The Unknowable God Page 2

The Unknowable God--whom Poimandres calls "the God beyond all name", Marcion "the Alien or Other", and Simon "an incomprehensible Silence"--was known to the Qabbalists, much later, as the Eyn (where 'Ey-' is pronounced as it is in 'they') or Nothing. This Unknowable God is, it would seem, the purest form of any concept of the Deity, since--as all Its epithets imply and all Its proponents insist--It is beyond the range of all thought. As evidence of just how ineffable It really is, note that even saying that It is beyond all thought involves the speaker in a contradiction. For is not "It is beyond all thought" a thought? This, in fact, is the gist of the poem Enantiodromia, a title which comes from Heracleitos and which, poetically, says as much as that "All things change into their opposites". The poem begins:

        Attributelessness is an attribute . . .
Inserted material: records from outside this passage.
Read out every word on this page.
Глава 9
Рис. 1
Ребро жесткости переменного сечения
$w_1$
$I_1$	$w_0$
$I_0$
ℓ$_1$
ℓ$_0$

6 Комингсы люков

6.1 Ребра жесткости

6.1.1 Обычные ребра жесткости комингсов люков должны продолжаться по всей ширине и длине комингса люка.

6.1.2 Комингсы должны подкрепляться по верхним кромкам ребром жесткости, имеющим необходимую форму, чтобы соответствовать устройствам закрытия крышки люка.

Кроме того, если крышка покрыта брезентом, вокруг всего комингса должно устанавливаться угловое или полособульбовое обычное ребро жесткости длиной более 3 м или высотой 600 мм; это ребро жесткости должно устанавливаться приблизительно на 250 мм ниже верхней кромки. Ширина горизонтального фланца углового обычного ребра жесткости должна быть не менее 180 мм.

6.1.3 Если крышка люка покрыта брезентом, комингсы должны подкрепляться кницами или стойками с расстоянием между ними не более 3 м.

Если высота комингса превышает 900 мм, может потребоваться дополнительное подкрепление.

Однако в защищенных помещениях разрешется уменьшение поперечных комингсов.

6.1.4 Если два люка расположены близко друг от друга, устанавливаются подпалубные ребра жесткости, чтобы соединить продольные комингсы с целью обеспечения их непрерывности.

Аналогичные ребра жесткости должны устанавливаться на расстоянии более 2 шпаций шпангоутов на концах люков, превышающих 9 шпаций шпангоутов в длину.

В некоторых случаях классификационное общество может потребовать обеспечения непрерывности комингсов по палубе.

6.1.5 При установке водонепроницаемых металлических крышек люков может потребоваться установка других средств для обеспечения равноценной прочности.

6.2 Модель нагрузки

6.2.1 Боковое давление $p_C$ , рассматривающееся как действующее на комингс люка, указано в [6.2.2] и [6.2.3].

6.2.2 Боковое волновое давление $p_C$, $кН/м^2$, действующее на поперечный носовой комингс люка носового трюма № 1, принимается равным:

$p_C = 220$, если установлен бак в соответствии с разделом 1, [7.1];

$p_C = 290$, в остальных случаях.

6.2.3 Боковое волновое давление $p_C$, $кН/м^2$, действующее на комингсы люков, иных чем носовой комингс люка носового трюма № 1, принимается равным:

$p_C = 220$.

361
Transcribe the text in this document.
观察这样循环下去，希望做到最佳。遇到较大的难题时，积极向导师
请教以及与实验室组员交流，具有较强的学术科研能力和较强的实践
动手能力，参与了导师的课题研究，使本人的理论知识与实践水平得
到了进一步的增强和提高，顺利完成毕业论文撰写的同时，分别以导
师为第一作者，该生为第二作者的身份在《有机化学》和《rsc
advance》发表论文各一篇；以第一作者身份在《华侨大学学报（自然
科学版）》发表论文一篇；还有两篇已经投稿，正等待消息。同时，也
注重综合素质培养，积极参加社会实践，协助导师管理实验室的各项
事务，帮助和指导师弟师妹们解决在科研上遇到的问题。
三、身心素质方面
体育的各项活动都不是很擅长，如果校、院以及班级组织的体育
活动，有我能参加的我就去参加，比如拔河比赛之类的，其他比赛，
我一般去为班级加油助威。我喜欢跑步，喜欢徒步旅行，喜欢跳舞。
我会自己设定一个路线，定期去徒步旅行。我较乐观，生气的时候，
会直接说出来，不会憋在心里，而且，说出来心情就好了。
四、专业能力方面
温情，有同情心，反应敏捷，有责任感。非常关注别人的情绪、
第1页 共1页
meaning, of course, that even saying that "the Deity is beyond the power of the human capacity for attributing characteristics" is itself a characteristic we attribute to the Deity. And of course, any such attempt to convey the thought that "the Deity is beyond describing" immediately turns into the opposite act of describing--thereby describing Its indescribability. Perhaps the Qabbalists put it the best way by saying that the Eyn, or Nothing, is so called because when humans attempt to think of It their attempts come to nothing! The best that we can do, when contemplating the Eyn, is to comprehend It as Eyn Soph (with a long 'o' as in 'poke') or Infinitude, what Simon called the Boundless Power. And of course even this state of comprehending is at best a rational analogue to the actual Infinitude.